NOPA soybean crush in January was higher than expected and a new all-time high, prompting record monthly soybean oil production which, in turn, resulted in a sharp increase in soybean oil stocks to the highest level for January in seven years and the 2nd highest stocks for any month since April 2014.
NOPA reported its members crushed 176.9 million bushels of soybeans in January, well above average market expectations of 173.7 million, up solidly from 174.8 million in December, 3.1% above last year’s 171.6 million bushels and reflected a new all-time record NOPA crush for any month. In recent months, U.S.-wide crush has averaged 5.8% above NOPA-member crush and would imply nationwide crush of 187.2 million bushels, which would just surpass the current record of 187.0 million set in October 2019. Based on this estimate, Sept-Jan marketing year to date crush of 896 million bushels would be essentially unchanged from last year’s 898 million and would require Feb-Aug crush to run 1.2% above last year in order for the USDA’s 2019/20 annual crush estimate of 2.105 billion bushels to be reached. Besides the slow start to the year in which September crush was down 5.1%, crush over the last four months has averaged 1.4% above year ago levels.

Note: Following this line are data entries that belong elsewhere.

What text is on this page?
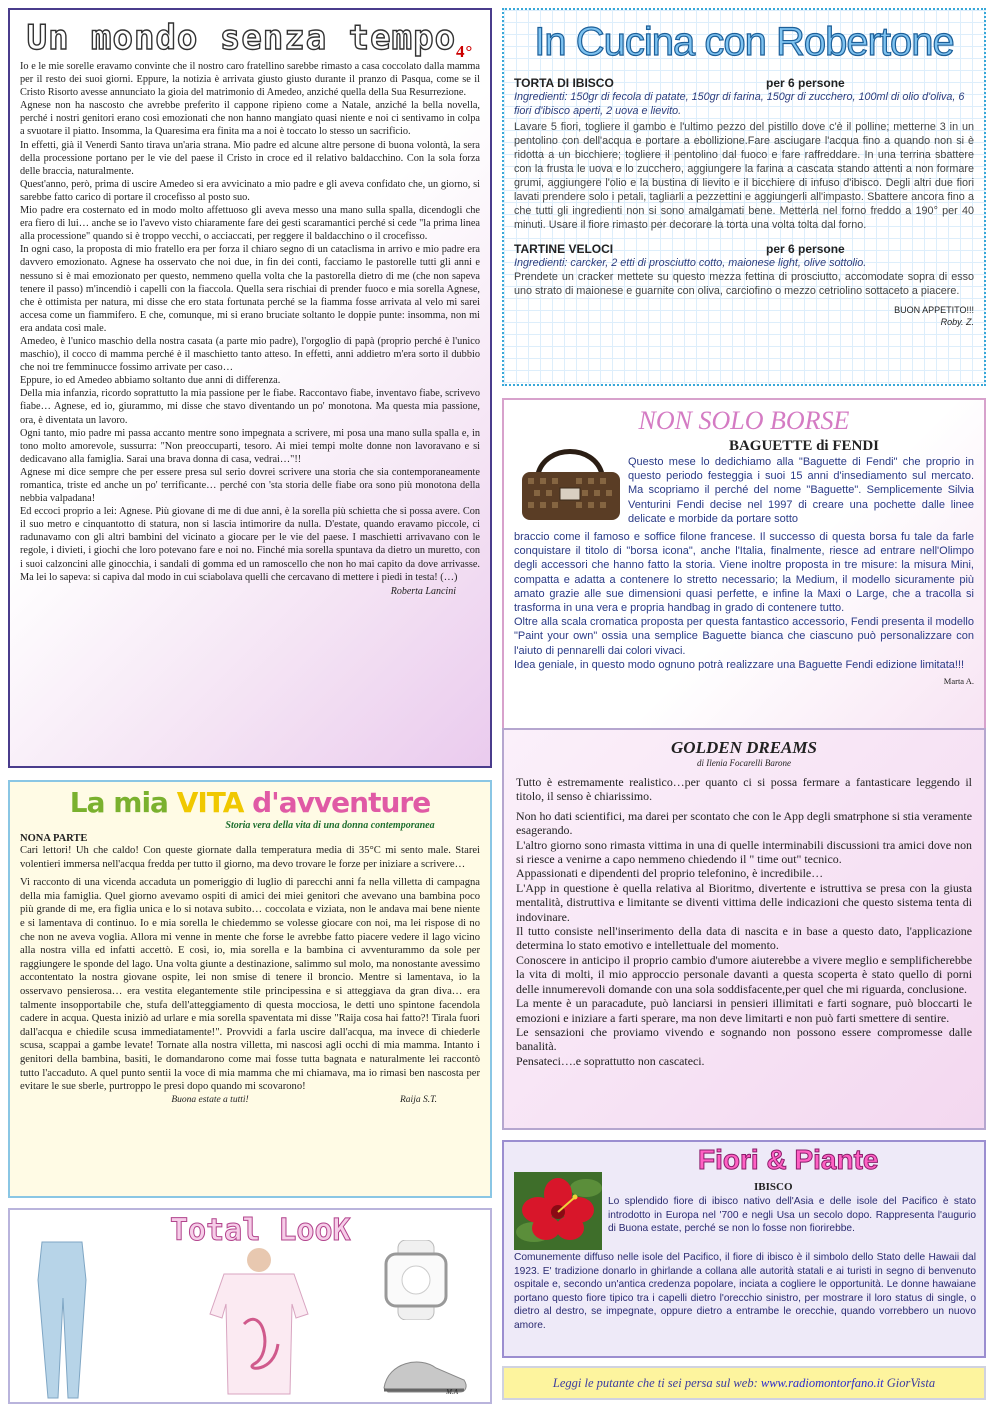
Un mondo senza tempo$_{4^\circ}$

Io e le mie sorelle eravamo convinte che il nostro caro fratellino sarebbe rimasto a casa coccolato dalla mamma per il resto dei suoi giorni. Eppure, la notizia è arrivata giusto giusto durante il pranzo di Pasqua, come se il Cristo Risorto avesse annunciato la gioia del matrimonio di Amedeo, anziché quella della Sua Resurrezione.

Agnese non ha nascosto che avrebbe preferito il cappone ripieno come a Natale, anziché la bella novella, perché i nostri genitori erano così emozionati che non hanno mangiato quasi niente e noi ci sentivamo in colpa a svuotare il piatto. Insomma, la Quaresima era finita ma a noi è toccato lo stesso un sacrificio.

In effetti, già il Venerdì Santo tirava un'aria strana. Mio padre ed alcune altre persone di buona volontà, la sera della processione portano per le vie del paese il Cristo in croce ed il relativo baldacchino. Con la sola forza delle braccia, naturalmente.

Quest'anno, però, prima di uscire Amedeo si era avvicinato a mio padre e gli aveva confidato che, un giorno, si sarebbe fatto carico di portare il crocefisso al posto suo.

Mio padre era costernato ed in modo molto affettuoso gli aveva messo una mano sulla spalla, dicendogli che era fiero di lui… anche se io l'avevo visto chiaramente fare dei gesti scaramantici perché si cede "la prima linea alla processione" quando si è troppo vecchi, o acciaccati, per reggere il baldacchino o il crocefisso.

In ogni caso, la proposta di mio fratello era per forza il chiaro segno di un cataclisma in arrivo e mio padre era davvero emozionato. Agnese ha osservato che noi due, in fin dei conti, facciamo le pastorelle tutti gli anni e nessuno si è mai emozionato per questo, nemmeno quella volta che la pastorella dietro di me (che non sapeva tenere il passo) m'incendiò i capelli con la fiaccola. Quella sera rischiai di prender fuoco e mia sorella Agnese, che è ottimista per natura, mi disse che ero stata fortunata perché se la fiamma fosse arrivata al velo mi sarei accesa come un fiammifero. E che, comunque, mi si erano bruciate soltanto le doppie punte: insomma, non mi era andata così male.

Amedeo, è l'unico maschio della nostra casata (a parte mio padre), l'orgoglio di papà (proprio perché è l'unico maschio), il cocco di mamma perché è il maschietto tanto atteso. In effetti, anni addietro m'era sorto il dubbio che noi tre femminucce fossimo arrivate per caso…

Eppure, io ed Amedeo abbiamo soltanto due anni di differenza.

Della mia infanzia, ricordo soprattutto la mia passione per le fiabe. Raccontavo fiabe, inventavo fiabe, scrivevo fiabe… Agnese, ed io, giurammo, mi disse che stavo diventando un po' monotona. Ma questa mia passione, ora, è diventata un lavoro.

Ogni tanto, mio padre mi passa accanto mentre sono impegnata a scrivere, mi posa una mano sulla spalla e, in tono molto amorevole, sussurra: "Non preoccuparti, tesoro. Ai miei tempi molte donne non lavoravano e si dedicavano alla famiglia. Sarai una brava donna di casa, vedrai…"!!

Agnese mi dice sempre che per essere presa sul serio dovrei scrivere una storia che sia contemporaneamente romantica, triste ed anche un po' terrificante… perché con 'sta storia delle fiabe ora sono più monotona della nebbia valpadana!

Ed eccoci proprio a lei: Agnese. Più giovane di me di due anni, è la sorella più schietta che si possa avere. Con il suo metro e cinquantotto di statura, non si lascia intimorire da nulla. D'estate, quando eravamo piccole, ci radunavamo con gli altri bambini del vicinato a giocare per le vie del paese. I maschietti arrivavano con le regole, i divieti, i giochi che loro potevano fare e noi no. Finché mia sorella spuntava da dietro un muretto, con i suoi calzoncini alle ginocchia, i sandali di gomma ed un ramoscello che non ho mai capito da dove arrivasse. Ma lei lo sapeva: si capiva dal modo in cui sciabolava quelli che cercavano di mettere i piedi in testa! (…)

Roberta Lancini
In Cucina con Robertone
TORTA DI IBISCO	per 6 persone
Ingredienti: 150gr di fecola di patate, 150gr di farina, 150gr di zucchero, 100ml di olio d'oliva, 6 fiori d'ibisco aperti, 2 uova e lievito.
Lavare 5 fiori, togliere il gambo e l'ultimo pezzo del pistillo dove c'è il polline; metterne 3 in un pentolino con dell'acqua e portare a ebollizione.Fare asciugare l'acqua fino a quando non si è ridotta a un bicchiere; togliere il pentolino dal fuoco e fare raffreddare. In una terrina sbattere con la frusta le uova e lo zucchero, aggiungere la farina a cascata stando attenti a non formare grumi, aggiungere l'olio e la bustina di lievito e il bicchiere di infuso d'ibisco. Degli altri due fiori lavati prendere solo i petali, tagliarli a pezzettini e aggiungerli all'impasto. Sbattere ancora fino a che tutti gli ingredienti non si sono amalgamati bene. Metterla nel forno freddo a 190° per 40 minuti. Usare il fiore rimasto per decorare la torta una volta tolta dal forno.
TARTINE VELOCI	per 6 persone
Ingredienti: carcker, 2 etti di prosciutto cotto, maionese light, olive sottolio.
Prendete un cracker mettete su questo mezza fettina di prosciutto, accomodate sopra di esso uno strato di maionese e guarnite con oliva, carciofino o mezzo cetriolino sottaceto a piacere.
BUON APPETITO!!!
Roby. Z.
NON SOLO BORSE
BAGUETTE di FENDI
Questo mese lo dedichiamo alla "Baguette di Fendi" che proprio in questo periodo festeggia i suoi 15 anni d'insediamento sul mercato. Ma scopriamo il perché del nome "Baguette". Semplicemente Silvia Venturini Fendi decise nel 1997 di creare una pochette dalle linee delicate e morbide da portare sotto

braccio come il famoso e soffice filone francese. Il successo di questa borsa fu tale da farle conquistare il titolo di "borsa icona", anche l'Italia, finalmente, riesce ad entrare nell'Olimpo degli accessori che hanno fatto la storia. Viene inoltre proposta in tre misure: la misura Mini, compatta e adatta a contenere lo stretto necessario; la Medium, il modello sicuramente più amato grazie alle sue dimensioni quasi perfette, e infine la Maxi o Large, che a tracolla si trasforma in una vera e propria handbag in grado di contenere tutto.

Oltre alla scala cromatica proposta per questa fantastico accessorio, Fendi presenta il modello "Paint your own" ossia una semplice Baguette bianca che ciascuno può personalizzare con l'aiuto di pennarelli dai colori vivaci.

Idea geniale, in questo modo ognuno potrà realizzare una Baguette Fendi edizione limitata!!!

Marta A.
La mia VITA d'avventure
Storia vera della vita di una donna contemporanea
NONA PARTE

Cari lettori! Uh che caldo! Con queste giornate dalla temperatura media di 35°C mi sento male. Starei volentieri immersa nell'acqua fredda per tutto il giorno, ma devo trovare le forze per iniziare a scrivere…

Vi racconto di una vicenda accaduta un pomeriggio di luglio di parecchi anni fa nella villetta di campagna della mia famiglia. Quel giorno avevamo ospiti di amici dei miei genitori che avevano una bambina poco più grande di me, era figlia unica e lo si notava subito… coccolata e viziata, non le andava mai bene niente e si lamentava di continuo. Io e mia sorella le chiedemmo se volesse giocare con noi, ma lei rispose di no che non ne aveva voglia. Allora mi venne in mente che forse le avrebbe fatto piacere vedere il lago vicino alla nostra villa ed infatti accettò. E così, io, mia sorella e la bambina ci avventurammo da sole per raggiungere le sponde del lago. Una volta giunte a destinazione, salimmo sul molo, ma nonostante avessimo accontentato la nostra giovane ospite, lei non smise di tenere il broncio. Mentre si lamentava, io la osservavo pensierosa… era vestita elegantemente stile principessina e si atteggiava da gran diva… era talmente insopportabile che, stufa dell'atteggiamento di questa mocciosa, le detti uno spintone facendola cadere in acqua. Questa iniziò ad urlare e mia sorella spaventata mi disse "Raija cosa hai fatto?! Tirala fuori dall'acqua e chiedile scusa immediatamente!". Provvidi a farla uscire dall'acqua, ma invece di chiederle scusa, scappai a gambe levate! Tornate alla nostra villetta, mi nascosi agli occhi di mia mamma. Intanto i genitori della bambina, basiti, le domandarono come mai fosse tutta bagnata e naturalmente lei raccontò tutto l'accaduto. A quel punto sentii la voce di mia mamma che mi chiamava, ma io rimasi ben nascosta per evitare le sue sberle, purtroppo le presi dopo quando mi scovarono!

Buona estate a tutti!	Raija S.T.
Total LooK
M.A
GOLDEN DREAMS
di Ilenia Focarelli Barone

Tutto è estremamente realistico…per quanto ci si possa fermare a fantasticare leggendo il titolo, il senso è chiarissimo.

Non ho dati scientifici, ma darei per scontato che con le App degli smatrphone si stia veramente esagerando.

L'altro giorno sono rimasta vittima in una di quelle interminabili discussioni tra amici dove non si riesce a venirne a capo nemmeno chiedendo il " time out" tecnico.

Appassionati e dipendenti del proprio telefonino, è incredibile…

L'App in questione è quella relativa al Bioritmo, divertente e istruttiva se presa con la giusta mentalità, distruttiva e limitante se diventi vittima delle indicazioni che questo sistema tenta di indovinare.

Il tutto consiste nell'inserimento della data di nascita e in base a questo dato, l'applicazione determina lo stato emotivo e intellettuale del momento.

Conoscere in anticipo il proprio cambio d'umore aiuterebbe a vivere meglio e semplificherebbe la vita di molti, il mio approccio personale davanti a questa scoperta è stato quello di porni delle innumerevoli domande con una sola soddisfacente,per quel che mi riguarda, conclusione.

La mente è un paracadute, può lanciarsi in pensieri illimitati e farti sognare, può bloccarti le emozioni e iniziare a farti sperare, ma non deve limitarti e non può farti smettere di sentire.

Le sensazioni che proviamo vivendo e sognando non possono essere compromesse dalle banalità.

Pensateci….e soprattutto non cascateci.

Fiori & Piante
IBISCO
Lo splendido fiore di ibisco nativo dell'Asia e delle isole del Pacifico è stato introdotto in Europa nel '700 e negli Usa un secolo dopo. Rappresenta l'augurio di Buona estate, perché se non lo fosse non fiorirebbe.
Comunemente diffuso nelle isole del Pacifico, il fiore di ibisco è il simbolo dello Stato delle Hawaii dal 1923. E' tradizione donarlo in ghirlande a collana alle autorità statali e ai turisti in segno di benvenuto ospitale e, secondo un'antica credenza popolare, inciata a cogliere le opportunità. Le donne hawaiane portano questo fiore tipico tra i capelli dietro l'orecchio sinistro, per mostrare il loro status di single, o dietro al destro, se impegnate, oppure dietro a entrambe le orecchie, quando vorrebbero un nuovo amore.
Leggi le putante che ti sei persa sul web: www.radiomontorfano.it GiorVista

With the record crush, soybean oil production of NOPA members rose to a new all-time record high, regardless of month, of 2.035 billion pounds, up from 2.012 billion in December and compared to year ago Jan production of 1.993 billion pounds. The average soybean oil yield achieved by NOPA members in January held steady at 11.50 pounds/bushel vs 11.51 in December (11.53 November) and continues to run well below last year’s 11.61 in Jan. The Oct-Jan marketing year to date average NOPA SBO yield of 11.53 pounds/bushels compares to last year’s same-period average yield of 11.66.

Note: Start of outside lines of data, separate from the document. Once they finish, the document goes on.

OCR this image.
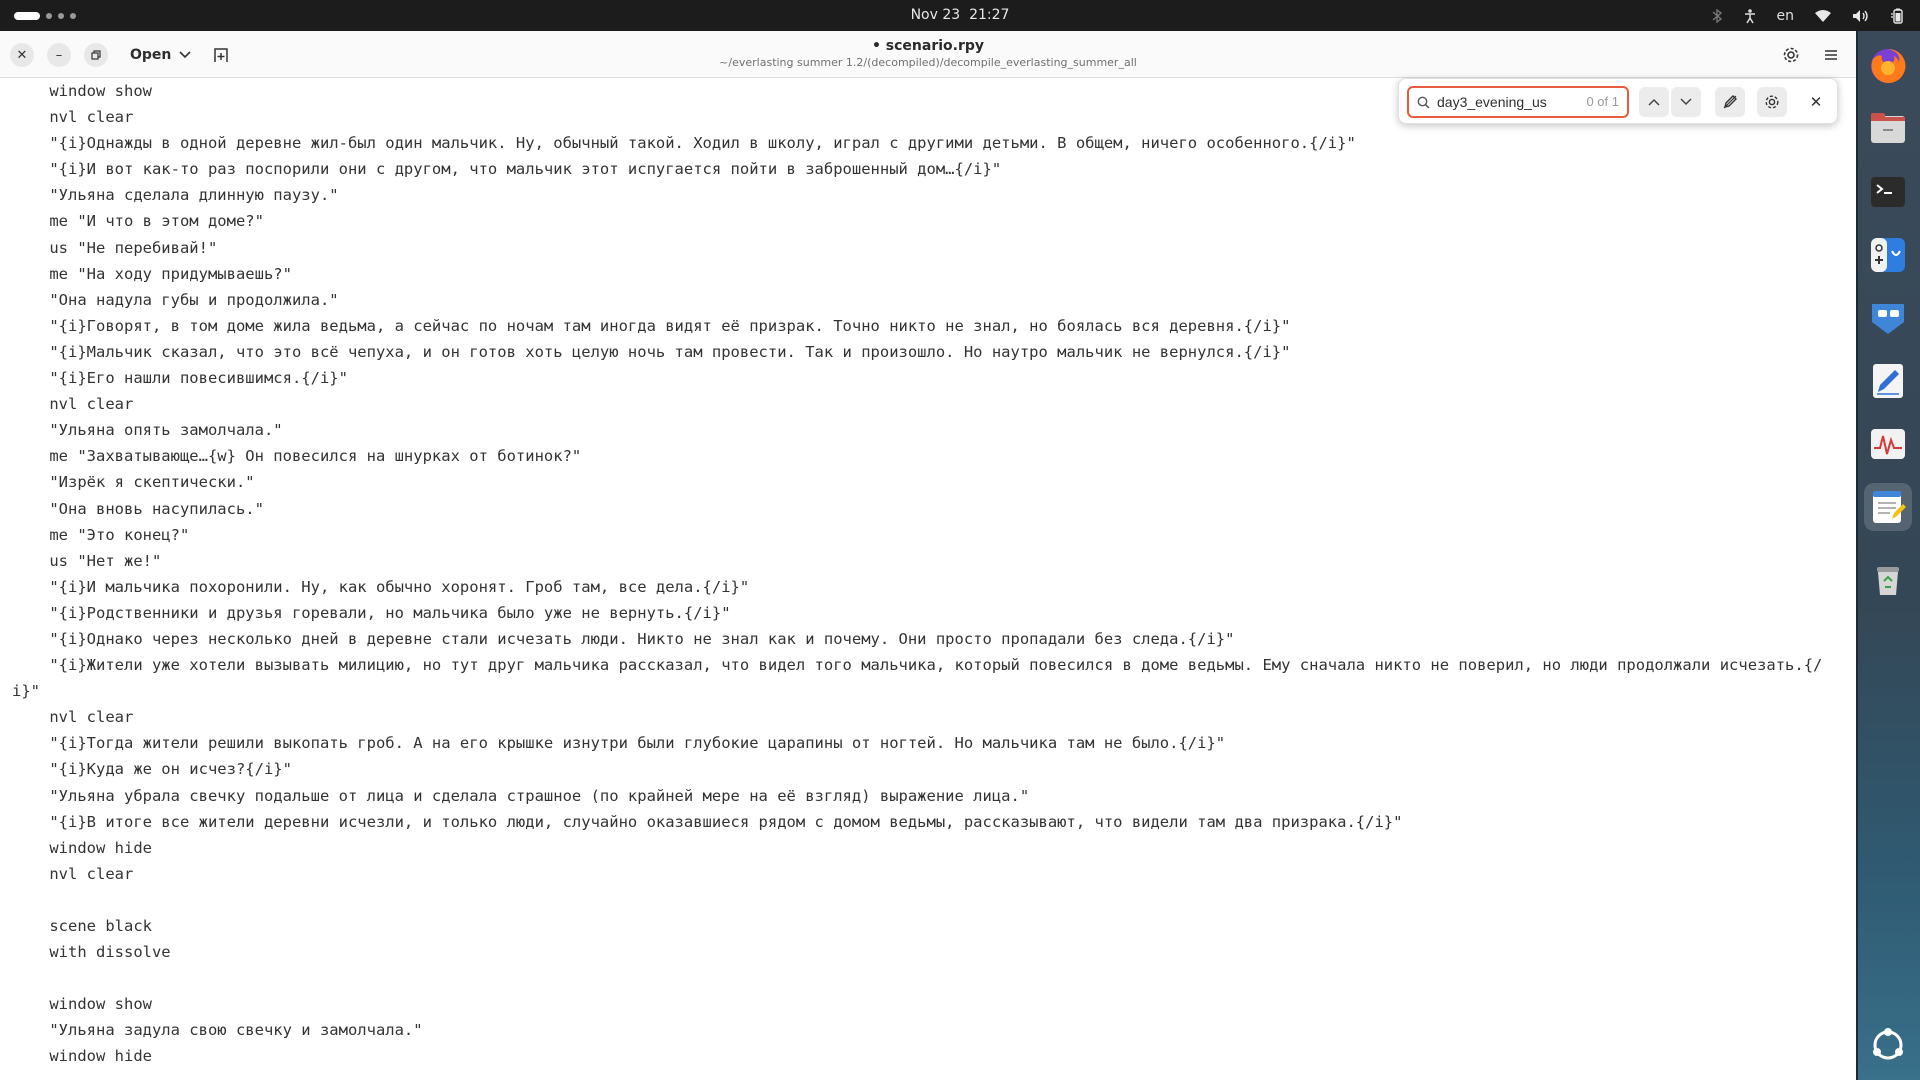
Nov 23 21:27	en
✕ –	Open
• scenario.rpy
~/everlasting summer 1.2/(decompiled)/decompile_everlasting_summer_all
window show
nvl clear
"{i}Однажды в одной деревне жил-был один мальчик. Ну, обычный такой. Ходил в школу, играл с другими детьми. В общем, ничего особенного.{/i}"
"{i}И вот как-то раз поспорили они с другом, что мальчик этот испугается пойти в заброшенный дом…{/i}"
"Ульяна сделала длинную паузу."
me "И что в этом доме?"
us "Не перебивай!"
me "На ходу придумываешь?"
"Она надула губы и продолжила."
"{i}Говорят, в том доме жила ведьма, а сейчас по ночам там иногда видят её призрак. Точно никто не знал, но боялась вся деревня.{/i}"
"{i}Мальчик сказал, что это всё чепуха, и он готов хоть целую ночь там провести. Так и произошло. Но наутро мальчик не вернулся.{/i}"
"{i}Его нашли повесившимся.{/i}"
nvl clear
"Ульяна опять замолчала."
me "Захватывающе…{w} Он повесился на шнурках от ботинок?"
"Изрёк я скептически."
"Она вновь насупилась."
me "Это конец?"
us "Нет же!"
"{i}И мальчика похоронили. Ну, как обычно хоронят. Гроб там, все дела.{/i}"
"{i}Родственники и друзья горевали, но мальчика было уже не вернуть.{/i}"
"{i}Однако через несколько дней в деревне стали исчезать люди. Никто не знал как и почему. Они просто пропадали без следа.{/i}"
"{i}Жители уже хотели вызывать милицию, но тут друг мальчика рассказал, что видел того мальчика, который повесился в доме ведьмы. Ему сначала никто не поверил, но люди продолжали исчезать.{/i}"
nvl clear
"{i}Тогда жители решили выкопать гроб. А на его крышке изнутри были глубокие царапины от ногтей. Но мальчика там не было.{/i}"
"{i}Куда же он исчез?{/i}"
"Ульяна убрала свечку подальше от лица и сделала страшное (по крайней мере на её взгляд) выражение лица."
"{i}В итоге все жители деревни исчезли, и только люди, случайно оказавшиеся рядом с домом ведьмы, рассказывают, что видели там два призрака.{/i}"
window hide
nvl clear
scene black
with dissolve
window show
"Ульяна задула свою свечку и замолчала."
window hide
day3_evening_us
0 of 1	✕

With the larger than expected crush and rise in soybean oil production, soybean oil stocks held by NOPA members at the end of January surged to 2.013 billion pounds from 1.757 billion in December, sharply above average market expectations of 1.782 billion pounds and reflected a massive two-month increase in NOPA SBO stocks of 565 million pounds, a 39% increase from Nov stocks of 1.448 billion. By comparison, last year’s same-period two month stocks increase was just 65 million pounds, 402 million pounds two years ago, 316 million three years ago and 105 million four years ago. At 2.013 billion pounds, January stocks are the highest since 2013 for the month, are the highest outright in 21 months and are the 2nd outright highest stocks, regardless of month, since April 2014. A simple monthly “off-take” calculation (Dec stocks + Jan production – Jan stocks) of 1.778 billion pounds was up from 1.703 billion in December, but well below last January’s 1.942 billion.




NOPA members reported producing 4.151 million tons of soybean meal in January vs 4.112 million in December and 4.006 million tons last year, while exporting 931k tons in the month vs 903k in December and 906k tons last year January.